L’accès aux crédits formels est en général difficile, plus encore pour les femmes qui n’ont pas de biens comme la terre ou le bétail pouvant servir de garantie pour l’obtention d’un prêt
- Promouvoir les cadres et outils appropriés d’analyse des interactions entre les changements climatiques et le développement afin de prendre en compte conséquemment les changements climatiques dans les planifications aux niveaux national, régional et local.
- Soutenir une évaluation à long terme du PANA et la reformulation d’un PANA programmatique, plus équitable et sensible au genre.
Pour les organisations
- Travailler à l’identification et l’élimination de facteurs qui limitent la capacité d’adaptation des femmes.
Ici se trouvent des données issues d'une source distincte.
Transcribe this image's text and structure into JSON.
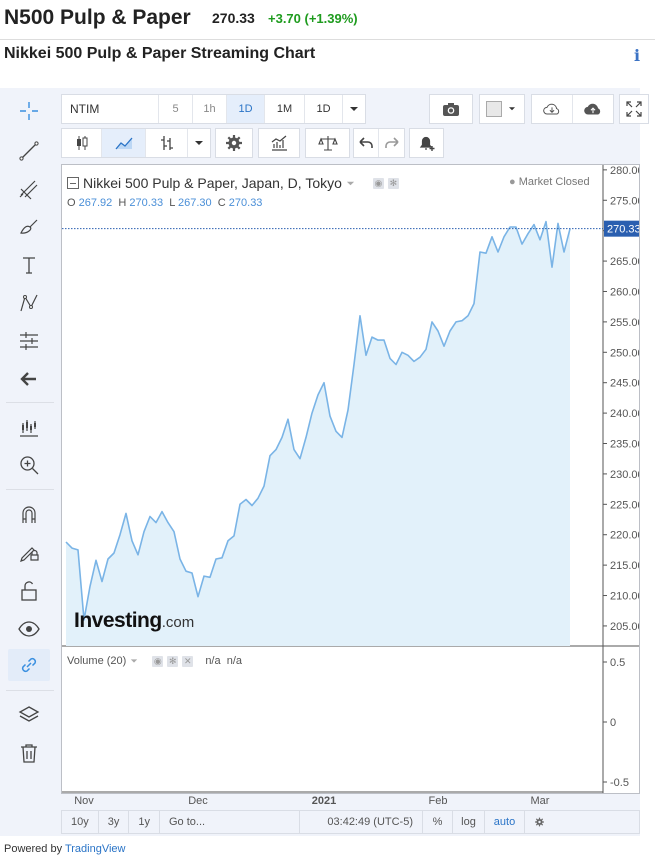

Former celles-ci pour qu’elles puissent développer des capacités d’adaptation et impulser des changements stratégiques à moyen/long terme pour inciter une situation de plus grande équité de genre.
- Promouvoir la participation des femmes dans la planification et la mise en place des mesures d’adaptation pour que leurs besoins et priorités soient pris en compte.
- En matière d’adaptation, travailler les mesures d’adaptation pour répondre aux aspects connus (pluies fortes et irrégulières et les événements extrêmes) et les informations sur les scénarios climatiques (pluviométrie) afin de permettre la préparation.
- Promouvoir l’accès des femmes aux techniques d’adaptation : techniques de conservation des eaux et des sols, utilisation des semences améliorées, diversification des cultures, compost et maraîchage.
- Renforcer les groupements féminins dans les communautés rurales et appuyer leur participation dans la planification et la mise en place de mesures d’adaptation pour que leurs besoins et priorités soient pris en compte. Promouvoir la participation active dans la prise de décisions communautaires.
Promouvoir la participation des femmes dans la planification et la mise en place des mesures d’adaptation pour que leurs besoins et priorités soient pris en compte
- Développer des systèmes de crédits et de stockage pour supporter les familles pendant la période de soudure et éviter qu’elles vendent leurs capitaux pour acheter des aliments quand les prix sont plus élevés sur les marchés.